Клод посмотрел на стакан – он снова был пуст. Теперь он чувствовал себя гораздо лучше и заказал еще одну порцию.

Рина будет удивлена, когда вернется домой и не обнаружит его вещей. Больше его никто не назовет «бабой». Она поймет, каков он на самом деле, когда адвокат представит ей бумаги о разводе. Она поймет, что с ним нельзя так обращаться. И не осмеет посмотреть на него так, как посмотрела в первую брачную ночь – с жалостью и презрением. Но самым страшным было то, что он увидел тогда в ее глазах понимание самых сокровенных секретов своей души, которые он скрывал даже от самого себя.

Он вошел в темную спальню, держа в руках поднос, на котором стояла охлажденная бутылка шампанского и два бокала.

– Вино для моей любимой, – сказал он.

Они начали заниматься любовью, все было нежно и прекрасно. Будучи девственником, он так всегда и представлял себе эти мгновения. Перед ним было прекрасное женское тело – равнодушное и загадочное. Он даже начал сочинять стихи во славу красоты, как вдруг почувствовал, что рука Рины коснулась его плоти.

На какой-то момент Клод буквально похолодел от ее прикосновения, а потом вдруг расслабился. Он почувствовал, как ее тело вздрогнуло, потом еще и еще раз, и его охватило тепло, исходившее от него. Раздался глубокий стон, и Рина потянула его на себя, лихорадочно расстегивая куртку его пижамы. Она уже больше не была нежной, ее больше не заботили его чувства и желания – она была неистовой. Теперь ее пальцы причиняли ему боль, когда она пыталась направить его и буквально вдавить в себя.

Внезапно его охватил ужас, страх перед ее требовательной плотью, жаждущей поглотить его плоть. Почти в панике он вскочил и встал возле кровати, весь дрожа.

Пытаясь закутаться в пижаму, Клод услышал, что ее дыхание стало спокойнее. Раздался шорох простыни, и он посмотрел на Рину. Она лежала на боку, обернув бедра простыней, и смотрела на него. Грудь ее тяжело вздымалась, соски набухли, взгляд, испепелял.

– Так это правда, что о тебе говорят?

Клод почувствовал, как запылали щеки. Конечно, он знал о разговорах, ведущихся за его спиной, но эти люди не могли понять, что он целиком поглощен работой.

– Нет, – быстро ответил он.

– Так что же ты за мужчина?

Он рухнул на колени перед кроватью.

– Пожалуйста, – сказал он, глядя на нее глазами, полными слез, – пожалуйста, ты должна понять.

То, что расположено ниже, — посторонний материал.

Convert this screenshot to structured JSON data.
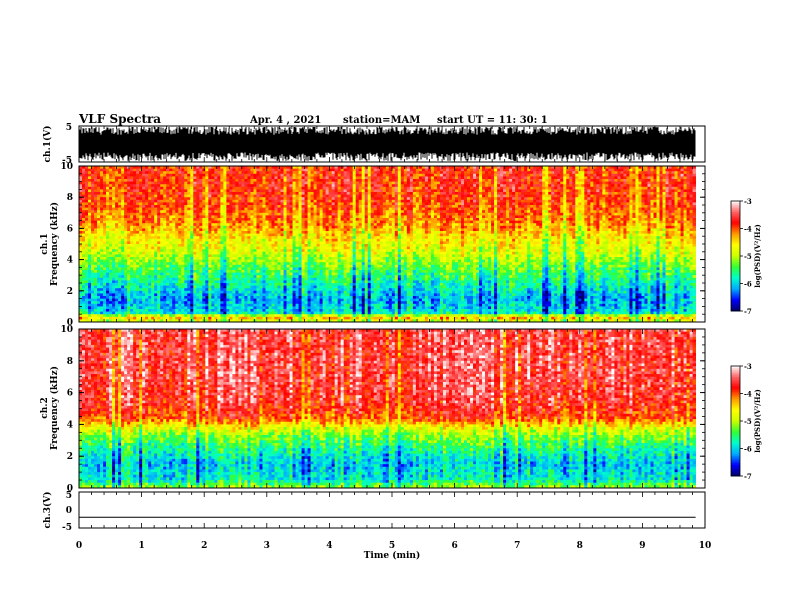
{
  "header": {
    "title": "VLF Spectra",
    "date": "Apr. 4 , 2021",
    "station": "station=MAM",
    "start": "start  UT =   11: 30: 1"
  },
  "chart_data": [
    {
      "type": "line",
      "panel": "ch1-waveform",
      "ylabel": "ch.1(V)",
      "ylim": [
        -5,
        5
      ],
      "yticks": [
        5,
        -5
      ],
      "x": [
        0,
        9.85
      ],
      "description_of_series": "dense broadband waveform between -5 and 5 V"
    },
    {
      "type": "heatmap",
      "panel": "ch1-spectrogram",
      "ylabel": [
        "ch.1",
        "Frequency  (kHz)"
      ],
      "ylim": [
        0,
        10
      ],
      "yticks": [
        0,
        2,
        4,
        6,
        8,
        10
      ],
      "xlim": [
        0,
        9.85
      ],
      "colorbar": {
        "label": "log(PSD)(V²/Hz)",
        "ticks": [
          -3,
          -4,
          -5,
          -6,
          -7
        ],
        "range": [
          -7,
          -3
        ]
      },
      "frequency_profile": [
        {
          "f": 0.0,
          "v": -5.0
        },
        {
          "f": 0.3,
          "v": -4.3
        },
        {
          "f": 0.6,
          "v": -5.9
        },
        {
          "f": 1.5,
          "v": -6.1
        },
        {
          "f": 2.5,
          "v": -5.7
        },
        {
          "f": 3.5,
          "v": -5.3
        },
        {
          "f": 4.5,
          "v": -4.8
        },
        {
          "f": 5.5,
          "v": -4.5
        },
        {
          "f": 6.5,
          "v": -4.1
        },
        {
          "f": 7.5,
          "v": -3.9
        },
        {
          "f": 8.5,
          "v": -3.8
        },
        {
          "f": 10.0,
          "v": -3.8
        }
      ]
    },
    {
      "type": "heatmap",
      "panel": "ch2-spectrogram",
      "ylabel": [
        "ch.2",
        "Frequency  (kHz)"
      ],
      "ylim": [
        0,
        10
      ],
      "yticks": [
        0,
        2,
        4,
        6,
        8,
        10
      ],
      "xlim": [
        0,
        9.85
      ],
      "colorbar": {
        "label": "log(PSD)(V²/Hz)",
        "ticks": [
          -3,
          -4,
          -5,
          -6,
          -7
        ],
        "range": [
          -7,
          -3
        ]
      },
      "frequency_profile": [
        {
          "f": 0.0,
          "v": -5.0
        },
        {
          "f": 0.5,
          "v": -5.8
        },
        {
          "f": 1.5,
          "v": -6.0
        },
        {
          "f": 2.5,
          "v": -5.6
        },
        {
          "f": 3.2,
          "v": -5.2
        },
        {
          "f": 3.8,
          "v": -4.7
        },
        {
          "f": 4.4,
          "v": -3.9
        },
        {
          "f": 5.5,
          "v": -3.6
        },
        {
          "f": 7.0,
          "v": -3.5
        },
        {
          "f": 10.0,
          "v": -3.5
        }
      ]
    },
    {
      "type": "line",
      "panel": "ch3-waveform",
      "ylabel": "ch.3(V)",
      "ylim": [
        -5,
        5
      ],
      "yticks": [
        5,
        0,
        -5
      ],
      "x": [
        0,
        9.85
      ],
      "y": [
        -2,
        -2
      ]
    }
  ],
  "xaxis": {
    "label": "Time  (min)",
    "ticks": [
      0,
      1,
      2,
      3,
      4,
      5,
      6,
      7,
      8,
      9,
      10
    ],
    "range": [
      0,
      10
    ]
  },
  "colors": {
    "colormap": [
      "#000066",
      "#0000ff",
      "#00aaff",
      "#00ffcc",
      "#33ff33",
      "#ccff00",
      "#ffff00",
      "#ff9900",
      "#ff0000",
      "#ff6666",
      "#ffffff"
    ]
  }
}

Я женился на тебе, потому что люблю тебя, но я не такой, как все. Мама говорит, что я слишком нервный и легко возбудимый.

Рина не ответила, и он прочел в ее взгляде ужасающее сочетание жалости и презрения.

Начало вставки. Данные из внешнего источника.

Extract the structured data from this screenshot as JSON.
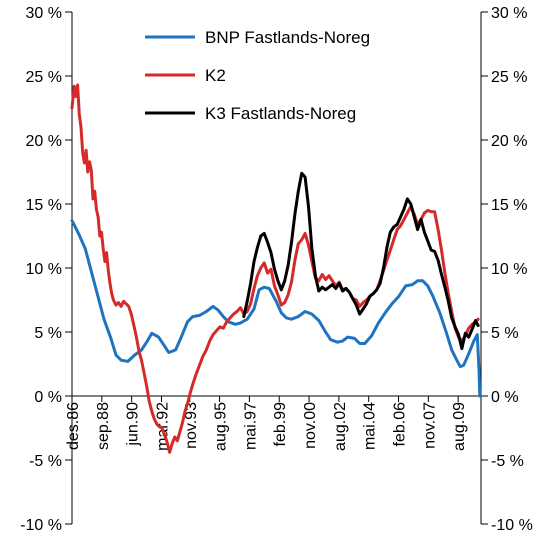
{
  "chart_data": {
    "type": "line",
    "title": "",
    "xlabel": "",
    "ylabel": "",
    "ylim": [
      -10,
      30
    ],
    "y_ticks": [
      -10,
      -5,
      0,
      5,
      10,
      15,
      20,
      25,
      30
    ],
    "y_tick_labels": [
      "-10 %",
      "-5 %",
      "0 %",
      "5 %",
      "10 %",
      "15 %",
      "20 %",
      "25 %",
      "30 %"
    ],
    "x_range": [
      1986.92,
      2010.92
    ],
    "x_ticks": [
      {
        "label": "des.86",
        "x": 1986.92
      },
      {
        "label": "sep.88",
        "x": 1988.67
      },
      {
        "label": "jun.90",
        "x": 1990.42
      },
      {
        "label": "mar.92",
        "x": 1992.17
      },
      {
        "label": "nov.93",
        "x": 1993.83
      },
      {
        "label": "aug.95",
        "x": 1995.58
      },
      {
        "label": "mai.97",
        "x": 1997.33
      },
      {
        "label": "feb.99",
        "x": 1999.08
      },
      {
        "label": "nov.00",
        "x": 2000.83
      },
      {
        "label": "aug.02",
        "x": 2002.58
      },
      {
        "label": "mai.04",
        "x": 2004.33
      },
      {
        "label": "feb.06",
        "x": 2006.08
      },
      {
        "label": "nov.07",
        "x": 2007.83
      },
      {
        "label": "aug.09",
        "x": 2009.58
      }
    ],
    "legend_position": "top-center",
    "grid": false,
    "series": [
      {
        "name": "BNP Fastlands-Noreg",
        "color": "#1f74c0",
        "points": [
          [
            1986.92,
            13.7
          ],
          [
            1987.3,
            12.7
          ],
          [
            1987.7,
            11.5
          ],
          [
            1988.0,
            10.0
          ],
          [
            1988.5,
            7.5
          ],
          [
            1988.8,
            6.0
          ],
          [
            1989.2,
            4.5
          ],
          [
            1989.5,
            3.2
          ],
          [
            1989.8,
            2.8
          ],
          [
            1990.2,
            2.7
          ],
          [
            1990.6,
            3.2
          ],
          [
            1991.0,
            3.6
          ],
          [
            1991.3,
            4.2
          ],
          [
            1991.6,
            4.9
          ],
          [
            1992.0,
            4.6
          ],
          [
            1992.3,
            4.0
          ],
          [
            1992.6,
            3.4
          ],
          [
            1993.0,
            3.6
          ],
          [
            1993.3,
            4.5
          ],
          [
            1993.7,
            5.8
          ],
          [
            1994.0,
            6.2
          ],
          [
            1994.4,
            6.3
          ],
          [
            1994.8,
            6.6
          ],
          [
            1995.2,
            7.0
          ],
          [
            1995.5,
            6.7
          ],
          [
            1995.8,
            6.2
          ],
          [
            1996.1,
            5.8
          ],
          [
            1996.5,
            5.6
          ],
          [
            1996.8,
            5.7
          ],
          [
            1997.2,
            6.0
          ],
          [
            1997.6,
            6.8
          ],
          [
            1997.9,
            8.3
          ],
          [
            1998.2,
            8.5
          ],
          [
            1998.5,
            8.4
          ],
          [
            1998.9,
            7.4
          ],
          [
            1999.2,
            6.5
          ],
          [
            1999.5,
            6.1
          ],
          [
            1999.8,
            6.0
          ],
          [
            2000.2,
            6.2
          ],
          [
            2000.6,
            6.6
          ],
          [
            2001.0,
            6.4
          ],
          [
            2001.4,
            5.9
          ],
          [
            2001.8,
            5.0
          ],
          [
            2002.1,
            4.4
          ],
          [
            2002.5,
            4.2
          ],
          [
            2002.8,
            4.3
          ],
          [
            2003.1,
            4.6
          ],
          [
            2003.5,
            4.5
          ],
          [
            2003.8,
            4.1
          ],
          [
            2004.1,
            4.1
          ],
          [
            2004.5,
            4.7
          ],
          [
            2004.9,
            5.7
          ],
          [
            2005.3,
            6.5
          ],
          [
            2005.7,
            7.2
          ],
          [
            2006.1,
            7.8
          ],
          [
            2006.5,
            8.6
          ],
          [
            2006.9,
            8.7
          ],
          [
            2007.2,
            9.0
          ],
          [
            2007.5,
            9.0
          ],
          [
            2007.8,
            8.6
          ],
          [
            2008.1,
            7.8
          ],
          [
            2008.5,
            6.5
          ],
          [
            2008.9,
            4.9
          ],
          [
            2009.2,
            3.6
          ],
          [
            2009.5,
            2.8
          ],
          [
            2009.7,
            2.3
          ],
          [
            2009.9,
            2.4
          ],
          [
            2010.2,
            3.3
          ],
          [
            2010.5,
            4.3
          ],
          [
            2010.7,
            4.8
          ],
          [
            2010.8,
            2.0
          ],
          [
            2010.85,
            0.0
          ]
        ]
      },
      {
        "name": "K2",
        "color": "#d42a2a",
        "points": [
          [
            1986.92,
            22.5
          ],
          [
            1987.05,
            24.2
          ],
          [
            1987.15,
            23.4
          ],
          [
            1987.25,
            24.3
          ],
          [
            1987.35,
            22.0
          ],
          [
            1987.45,
            21.0
          ],
          [
            1987.55,
            19.0
          ],
          [
            1987.65,
            18.2
          ],
          [
            1987.75,
            19.2
          ],
          [
            1987.85,
            17.5
          ],
          [
            1987.95,
            18.3
          ],
          [
            1988.05,
            17.6
          ],
          [
            1988.15,
            15.4
          ],
          [
            1988.25,
            16.0
          ],
          [
            1988.35,
            14.6
          ],
          [
            1988.45,
            14.0
          ],
          [
            1988.55,
            12.5
          ],
          [
            1988.65,
            12.8
          ],
          [
            1988.75,
            11.5
          ],
          [
            1988.85,
            10.5
          ],
          [
            1988.95,
            11.2
          ],
          [
            1989.05,
            9.8
          ],
          [
            1989.15,
            8.8
          ],
          [
            1989.25,
            8.0
          ],
          [
            1989.35,
            7.5
          ],
          [
            1989.5,
            7.1
          ],
          [
            1989.65,
            7.3
          ],
          [
            1989.8,
            7.0
          ],
          [
            1989.95,
            7.4
          ],
          [
            1990.1,
            7.2
          ],
          [
            1990.25,
            7.0
          ],
          [
            1990.4,
            6.4
          ],
          [
            1990.55,
            5.5
          ],
          [
            1990.7,
            4.6
          ],
          [
            1990.85,
            3.5
          ],
          [
            1991.0,
            2.8
          ],
          [
            1991.15,
            1.8
          ],
          [
            1991.3,
            0.8
          ],
          [
            1991.45,
            -0.4
          ],
          [
            1991.6,
            -1.2
          ],
          [
            1991.75,
            -1.8
          ],
          [
            1991.9,
            -2.2
          ],
          [
            1992.05,
            -2.4
          ],
          [
            1992.2,
            -2.5
          ],
          [
            1992.35,
            -3.0
          ],
          [
            1992.5,
            -3.6
          ],
          [
            1992.65,
            -4.4
          ],
          [
            1992.8,
            -3.7
          ],
          [
            1992.95,
            -3.2
          ],
          [
            1993.1,
            -3.5
          ],
          [
            1993.25,
            -2.8
          ],
          [
            1993.4,
            -2.1
          ],
          [
            1993.55,
            -1.2
          ],
          [
            1993.7,
            -0.6
          ],
          [
            1993.85,
            0.2
          ],
          [
            1994.0,
            0.9
          ],
          [
            1994.2,
            1.7
          ],
          [
            1994.4,
            2.4
          ],
          [
            1994.6,
            3.1
          ],
          [
            1994.8,
            3.6
          ],
          [
            1995.0,
            4.3
          ],
          [
            1995.2,
            4.8
          ],
          [
            1995.4,
            5.1
          ],
          [
            1995.6,
            5.4
          ],
          [
            1995.8,
            5.3
          ],
          [
            1996.0,
            5.8
          ],
          [
            1996.2,
            6.1
          ],
          [
            1996.4,
            6.4
          ],
          [
            1996.6,
            6.6
          ],
          [
            1996.8,
            6.9
          ],
          [
            1997.0,
            6.4
          ],
          [
            1997.2,
            6.6
          ],
          [
            1997.4,
            7.2
          ],
          [
            1997.6,
            8.4
          ],
          [
            1997.8,
            9.4
          ],
          [
            1998.0,
            10.0
          ],
          [
            1998.2,
            10.4
          ],
          [
            1998.4,
            9.6
          ],
          [
            1998.6,
            9.9
          ],
          [
            1998.8,
            8.6
          ],
          [
            1999.0,
            7.9
          ],
          [
            1999.2,
            7.1
          ],
          [
            1999.4,
            7.3
          ],
          [
            1999.6,
            7.9
          ],
          [
            1999.8,
            8.9
          ],
          [
            2000.0,
            10.6
          ],
          [
            2000.2,
            11.9
          ],
          [
            2000.4,
            12.2
          ],
          [
            2000.6,
            12.7
          ],
          [
            2000.8,
            11.8
          ],
          [
            2001.0,
            10.5
          ],
          [
            2001.2,
            9.2
          ],
          [
            2001.4,
            9.0
          ],
          [
            2001.6,
            9.5
          ],
          [
            2001.8,
            9.1
          ],
          [
            2002.0,
            9.4
          ],
          [
            2002.2,
            9.0
          ],
          [
            2002.4,
            8.6
          ],
          [
            2002.6,
            8.9
          ],
          [
            2002.8,
            8.3
          ],
          [
            2003.0,
            8.4
          ],
          [
            2003.2,
            8.1
          ],
          [
            2003.4,
            7.6
          ],
          [
            2003.6,
            7.5
          ],
          [
            2003.8,
            7.0
          ],
          [
            2004.0,
            7.3
          ],
          [
            2004.2,
            7.5
          ],
          [
            2004.4,
            7.8
          ],
          [
            2004.6,
            8.0
          ],
          [
            2004.8,
            8.3
          ],
          [
            2005.0,
            9.0
          ],
          [
            2005.2,
            9.8
          ],
          [
            2005.4,
            10.6
          ],
          [
            2005.6,
            11.4
          ],
          [
            2005.8,
            12.2
          ],
          [
            2006.0,
            13.0
          ],
          [
            2006.2,
            13.3
          ],
          [
            2006.4,
            13.8
          ],
          [
            2006.6,
            14.3
          ],
          [
            2006.8,
            14.8
          ],
          [
            2007.0,
            14.2
          ],
          [
            2007.2,
            13.4
          ],
          [
            2007.4,
            13.8
          ],
          [
            2007.6,
            14.3
          ],
          [
            2007.8,
            14.5
          ],
          [
            2008.0,
            14.4
          ],
          [
            2008.2,
            14.4
          ],
          [
            2008.4,
            13.0
          ],
          [
            2008.6,
            11.4
          ],
          [
            2008.8,
            9.6
          ],
          [
            2009.0,
            8.0
          ],
          [
            2009.2,
            6.6
          ],
          [
            2009.4,
            5.3
          ],
          [
            2009.6,
            4.6
          ],
          [
            2009.8,
            4.3
          ],
          [
            2010.0,
            4.7
          ],
          [
            2010.2,
            5.3
          ],
          [
            2010.4,
            5.6
          ],
          [
            2010.6,
            5.8
          ],
          [
            2010.75,
            6.0
          ]
        ]
      },
      {
        "name": "K3 Fastlands-Noreg",
        "color": "#000000",
        "points": [
          [
            1997.0,
            6.2
          ],
          [
            1997.2,
            7.4
          ],
          [
            1997.4,
            8.8
          ],
          [
            1997.6,
            10.5
          ],
          [
            1997.8,
            11.6
          ],
          [
            1998.0,
            12.5
          ],
          [
            1998.2,
            12.7
          ],
          [
            1998.4,
            12.0
          ],
          [
            1998.6,
            11.2
          ],
          [
            1998.8,
            9.9
          ],
          [
            1999.0,
            9.0
          ],
          [
            1999.2,
            8.3
          ],
          [
            1999.4,
            9.0
          ],
          [
            1999.6,
            10.2
          ],
          [
            1999.8,
            12.0
          ],
          [
            2000.0,
            14.2
          ],
          [
            2000.2,
            16.0
          ],
          [
            2000.4,
            17.4
          ],
          [
            2000.6,
            17.1
          ],
          [
            2000.8,
            14.8
          ],
          [
            2001.0,
            11.5
          ],
          [
            2001.2,
            9.4
          ],
          [
            2001.4,
            8.2
          ],
          [
            2001.6,
            8.5
          ],
          [
            2001.8,
            8.3
          ],
          [
            2002.0,
            8.5
          ],
          [
            2002.2,
            8.7
          ],
          [
            2002.4,
            8.4
          ],
          [
            2002.6,
            8.8
          ],
          [
            2002.8,
            8.2
          ],
          [
            2003.0,
            8.4
          ],
          [
            2003.2,
            8.1
          ],
          [
            2003.4,
            7.6
          ],
          [
            2003.6,
            7.1
          ],
          [
            2003.8,
            6.4
          ],
          [
            2004.0,
            6.8
          ],
          [
            2004.2,
            7.2
          ],
          [
            2004.4,
            7.8
          ],
          [
            2004.6,
            8.0
          ],
          [
            2004.8,
            8.3
          ],
          [
            2005.0,
            8.8
          ],
          [
            2005.2,
            10.0
          ],
          [
            2005.4,
            11.6
          ],
          [
            2005.6,
            12.8
          ],
          [
            2005.8,
            13.2
          ],
          [
            2006.0,
            13.4
          ],
          [
            2006.2,
            14.0
          ],
          [
            2006.4,
            14.6
          ],
          [
            2006.6,
            15.4
          ],
          [
            2006.8,
            15.0
          ],
          [
            2007.0,
            14.0
          ],
          [
            2007.2,
            13.0
          ],
          [
            2007.4,
            13.8
          ],
          [
            2007.6,
            12.8
          ],
          [
            2007.8,
            12.1
          ],
          [
            2008.0,
            11.4
          ],
          [
            2008.2,
            11.3
          ],
          [
            2008.4,
            10.6
          ],
          [
            2008.6,
            9.5
          ],
          [
            2008.8,
            8.5
          ],
          [
            2009.0,
            7.4
          ],
          [
            2009.2,
            6.1
          ],
          [
            2009.4,
            5.4
          ],
          [
            2009.6,
            4.8
          ],
          [
            2009.8,
            3.7
          ],
          [
            2010.0,
            4.9
          ],
          [
            2010.2,
            4.6
          ],
          [
            2010.4,
            5.2
          ],
          [
            2010.6,
            5.9
          ],
          [
            2010.75,
            5.5
          ]
        ]
      }
    ]
  }
}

– Не смотри так на меня, – взмолился он. – В следующий раз все будет в порядке, я успокоюсь. Я люблю тебя, люблю. – Клод почувствовал, как ее рука стала нежно гладить его по голове. Он перестал плакать, схватил гладившую его руку и осыпал ее благодарными поцелуями. – Со мной все будет в порядке, дорогая, – пообещал он.